Из-за этого не родились Лидия Юльевна и Максим, оказавшиеся потомками Фаины. Из-за этого овдовевшая Клео, убитая горем, навсегда покинула Старый мост, оставив Васю в одиночестве. Из-за этого Вася покончил с собой.
Руки Христофа по локоть в крови, но смерти на Кровавом пиру – итоги моей медлительности и моего бездействия.
Виновата я. И никто другой.
Но, к счастью, были и моменты истории, которые случились, несмотря ни на что. В частности дети Аполлинарии и Родиона, сотворившие много полезного во блага штабу и всей системе стражей вместе с ребёнком Аси и Богдана – Власом Коэном: прекрасным, талантливейшим юношей, который после смерти родителей стал лишь сильнее и оказался совсем не похож на своего дядю, несмотря на внешнее сходство.

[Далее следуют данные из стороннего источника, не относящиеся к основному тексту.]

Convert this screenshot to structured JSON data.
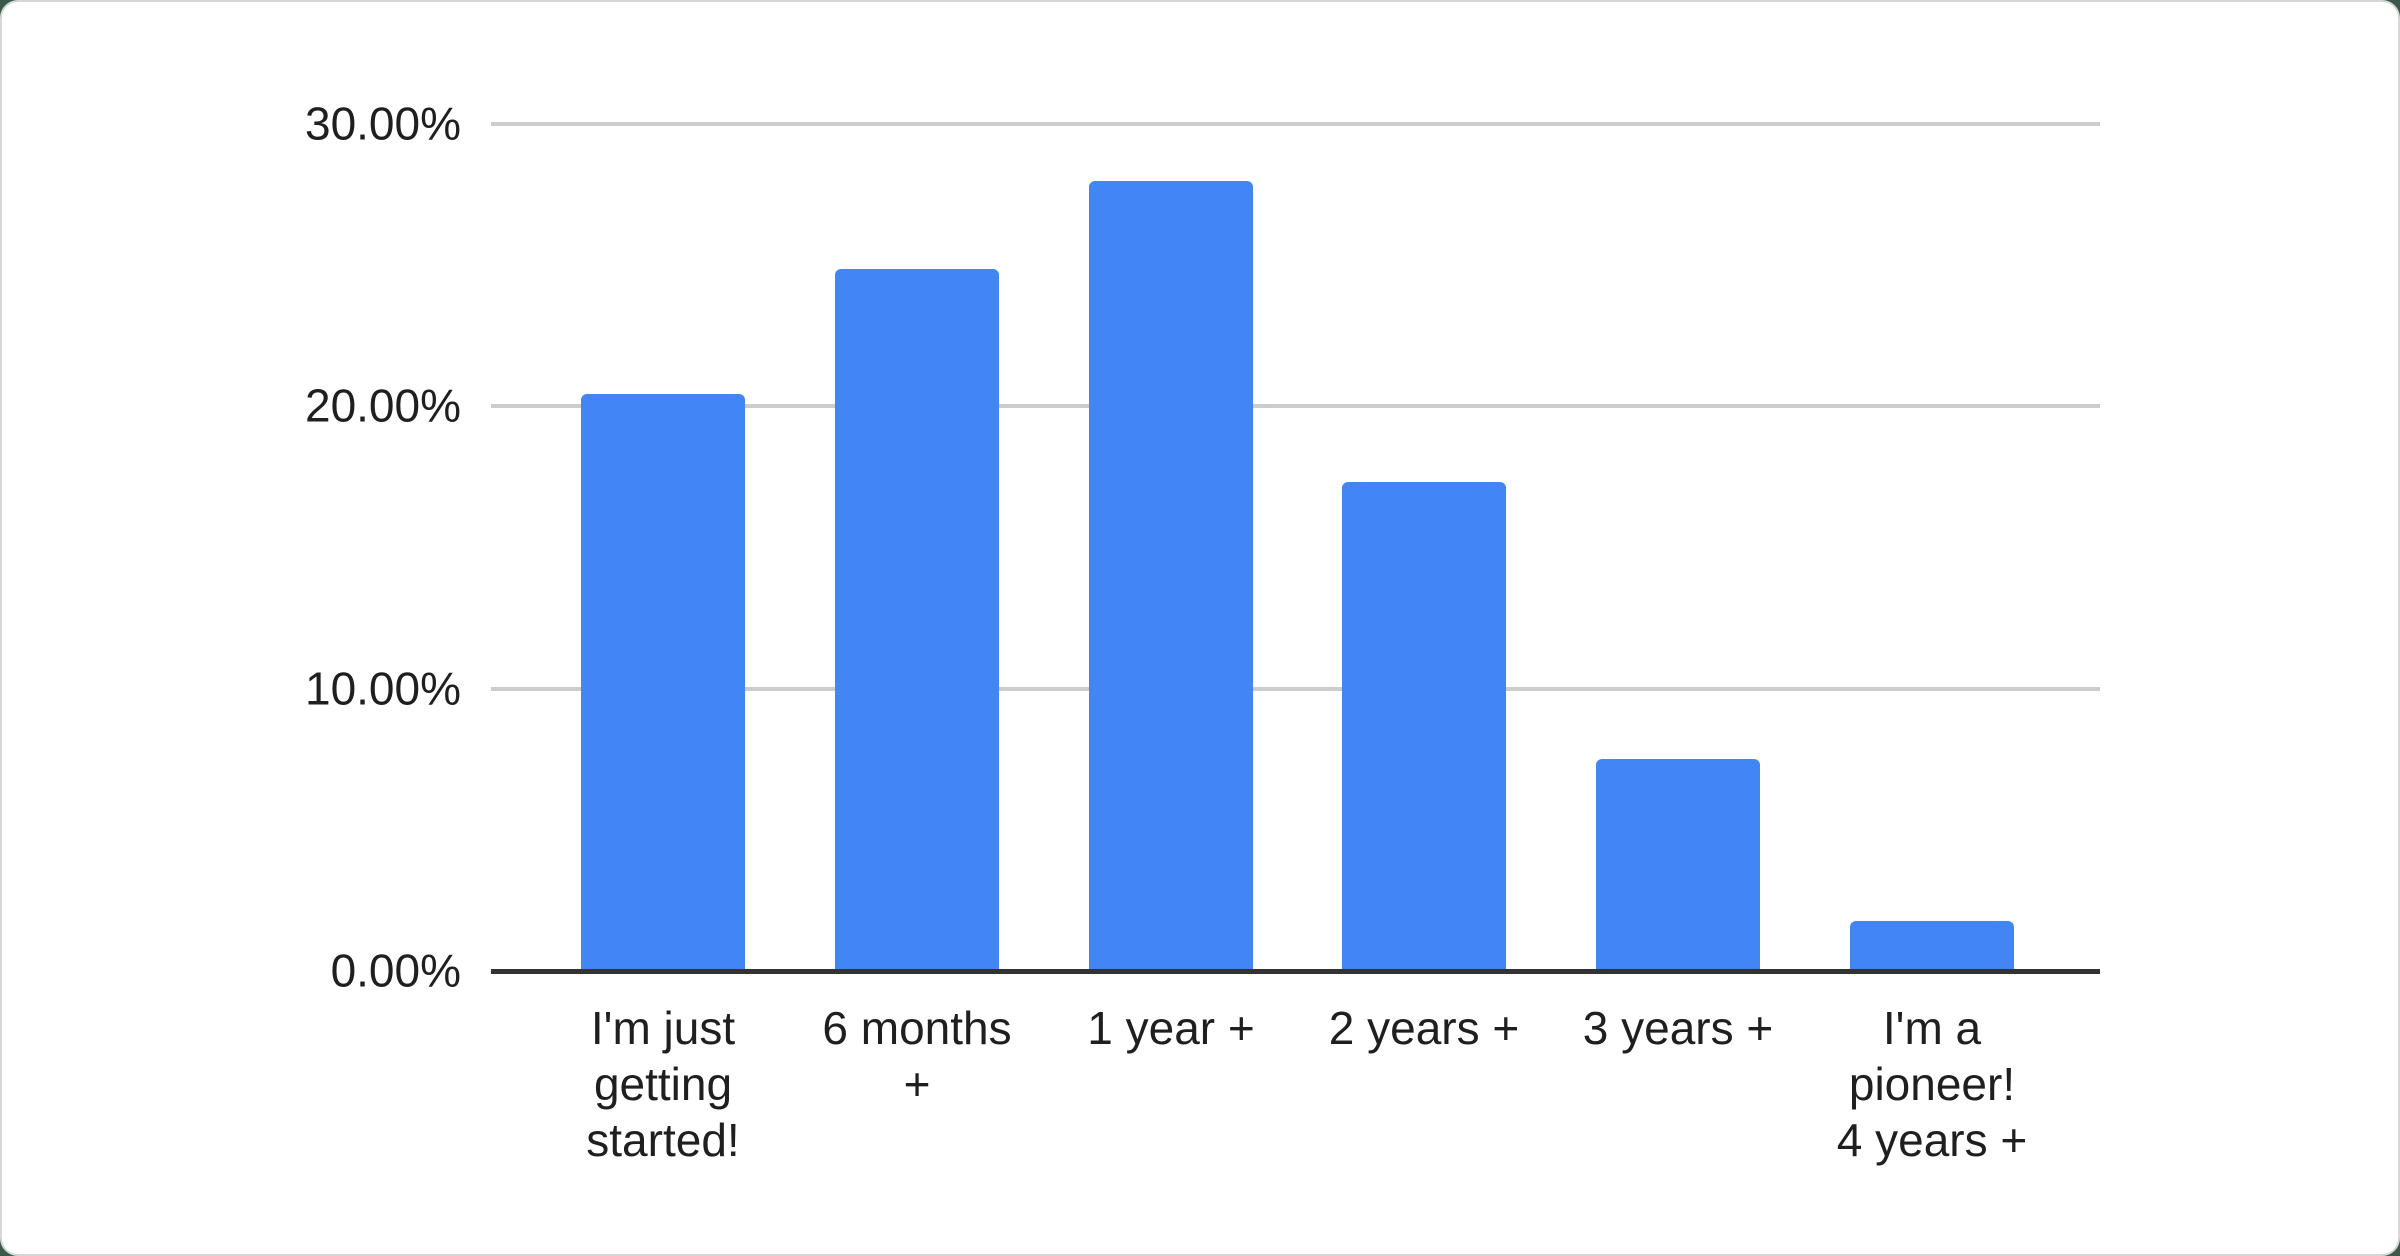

На дочерях Аполлинарии и Родиона родовая ветвь остановилась. Ни та, ни другая, не пожелали иметь детей, подарив всех себя науке и прогрессу. Это были женщины, до последнего верившие в то, что их предназначением никогда не было продолжение рода, и я была особо горда этим фактом, но всё же сбита с толку: если не было детей, откуда же берутся мои корни?
Тогда Бен копнул чуть глубже, и обнаружились удивительные факты. У Святослава Романова было трое детей: Лоран – мать Аполлинарии, Григорий – отец Васи, и Скарлат, который, под стать его имени, был странным малым, и в то время, когда я была в прошлом, бродил по мирам, пытаясь найти своё истинное предназначение. По возвращении в Дубров, Скарлат на время остановился в доме брата, где не смог устоять перед скромностью и красотой Лукерьи – служанки по воле случая и ведьмы от рождения.
Именно с этого союза началась история, в которой очередным разветвлением стало моё рождение.
– Влас тебя любит, – говорит Бен. – Что ты будешь делать?
– А ты что будешь делать с Полиной? – парирую я.
Ни Бен, ни я не имеем в наличии достаточного количества безразличия, чтобы порвать с людьми, которые считают нас своими любимыми. Это касается и семьи, и друзей, и партнёров. Их взгляды, наполненные нежностью, загоняют нас в тупик, заставляя испытывать дикое, выпивающее и опустошающее нас без остатка чувство вины.
Влас, Полина, Артур, Дмитрий, Бенова мать, которая не уехала ни в какую Францию после развода, оставшись со своим сыном: все эти люди знают нас другими – любящими, заботливыми, родными. Своими.
Но мы – те, кто вернулись из путешествия длинною в бесконечность, – в этом настоящем никому не принадлежим.
– Я помню, как приятно было её любить, – Бен тяжело вздыхает. – И как паршиво было, когда она ушла от меня. Но сейчас…. Я смотрю на неё и ничего не чувствую, даже злости. Полина теперь чужой мне человек. В любом мире и в любом времени.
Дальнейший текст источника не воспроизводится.